Le opere di misericordia di Emilio Greco
Il portale centrale del Duomo è dotato di imposte bronzee modellate negli anni 1964-70 dallo scultore Emilio Greco. I sei scomparti raffigurano le Opere di misericordia corporale. Il soggetto è una metafora del Giudizio finale, con trasparente allusione al testo del vangelo di Matteo: «Quando il Figlio dell'uomo verrà nella sua gloria, e tutti gli angeli con lui, siederà sul trono della sua gloria. Davanti a lui verranno radunati tutti i popoli. Egli separerà gli uni dagli altri, come il pastore separa le pecore dalle capre, e porrà le pecore alla sua destra e le capre alla sinistra. Allora il re dirà a quelli che saranno alla sua destra: "Venite, benedetti del Padre mio, ricevete in eredità il regno preparato per voi fin dalla creazione del mondo, perché ho avuto fame e mi avete dato da mangiare, ho avuto sete e mi avete dato da bere, ero straniero e mi avete accolto, nudo e mi avete vestito, malato e mi avete visitato, ero in carcere e siete venuti a trovarmi". Allora i giusti gli risponderanno: "Signore, quando ti abbiamo visto affamato e ti abbiamo dato da mangiare, o assetato e ti abbiamo dato da bere?
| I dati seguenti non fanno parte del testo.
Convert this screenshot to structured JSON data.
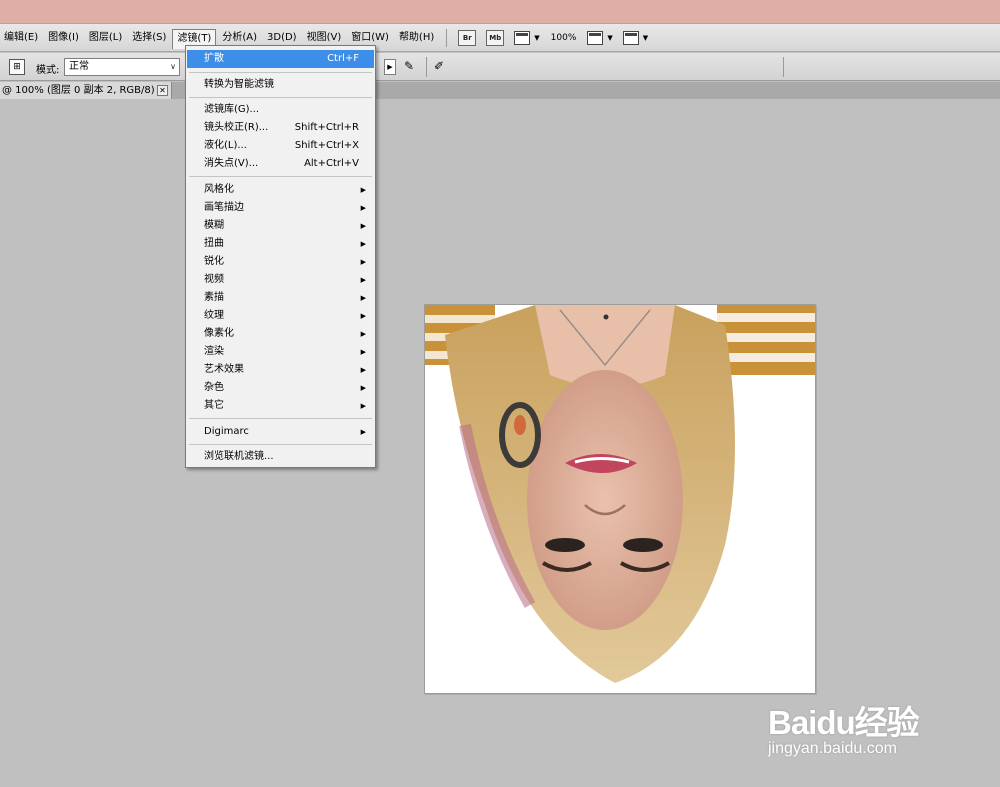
{
  "menubar": {
    "items": [
      "编辑(E)",
      "图像(I)",
      "图层(L)",
      "选择(S)",
      "滤镜(T)",
      "分析(A)",
      "3D(D)",
      "视图(V)",
      "窗口(W)",
      "帮助(H)"
    ],
    "active_index": 4,
    "bridge_label": "Br",
    "minibridge_label": "Mb",
    "zoom": "100%"
  },
  "options": {
    "mode_label": "模式:",
    "mode_value": "正常"
  },
  "document_tab": {
    "title": "@ 100% (图层 0 副本 2, RGB/8) *",
    "close": "✕"
  },
  "filter_menu": {
    "last_filter": {
      "label": "扩散",
      "shortcut": "Ctrl+F"
    },
    "smart": "转换为智能滤镜",
    "group1": [
      {
        "label": "滤镜库(G)...",
        "shortcut": ""
      },
      {
        "label": "镜头校正(R)...",
        "shortcut": "Shift+Ctrl+R"
      },
      {
        "label": "液化(L)...",
        "shortcut": "Shift+Ctrl+X"
      },
      {
        "label": "消失点(V)...",
        "shortcut": "Alt+Ctrl+V"
      }
    ],
    "submenus": [
      "风格化",
      "画笔描边",
      "模糊",
      "扭曲",
      "锐化",
      "视频",
      "素描",
      "纹理",
      "像素化",
      "渲染",
      "艺术效果",
      "杂色",
      "其它"
    ],
    "digimarc": "Digimarc",
    "browse": "浏览联机滤镜..."
  },
  "watermark": {
    "logo": "Baidu经验",
    "url": "jingyan.baidu.com"
  },
  "colors": {
    "titlebar": "#dfaea6",
    "workspace": "#c0c0c0",
    "menu_highlight": "#3d8ee8"
  }
}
Quando mai ti abbiamo visto straniero e ti abbiamo accolto, o nudo e ti abbiamo vestito? Quando mai ti abbiamo visto malato o in carcere e siamo venuti a visitarti?". E il re risponderà loro: "In verità io vi dico: tutto quello che avete fatto a uno solo di questi miei fratelli più piccoli, l'avete fatto a me"» (Mt 25, 31-40).
Le opere di carità sono descritte da Emilio Greco con largo corredo di Angeli che ne spiegano il significato agli astanti.
Procedendo in senso antiorario, la prima scena descrive il “dar da mangiare agli affamati e dar da bere agli assetati”. Le spighe di grano e il grappolo d’uva che gli angeli consegnano ai bisognosi rappresentano sia il cibo materiale che il nutrimento eucaristico spirituale.
La seconda scena, corrispondente all’invito di “vestire gli ignudi”, vede un simbolico Martino di Tours a cavallo che divide il suo mantello con il povero.
La terza scena descrive l’invito ad “alloggiare i pellegrini” ed è resa a contrariis con una scena di violenta intolleranza contro i diversi.
La quarta scena, con l’invito a “visitare gli infermi”, mostra un gruppo di donne che si prende cura maternamente di un uomo disteso su un giaciglio. Sul fondo sono incise la data dell’opera e la firma dell’artista.
La quinta scena rende l’invito a “visitare i carcerati” con l’immagine di Papa Giovanni XXIII che si reca in visita al carcere romano di Regina Cœli e benedice i carcerati dietro le sbarre.
La sesta scena, in alto, descrive l’opera di misericordia di “seppellire i morti” e raffigura un defunto deposto nella bara di legno tra lo strazio dei familiari presenti. Gli angeli consolano i sopravvissuti indicando la speranza del Cielo.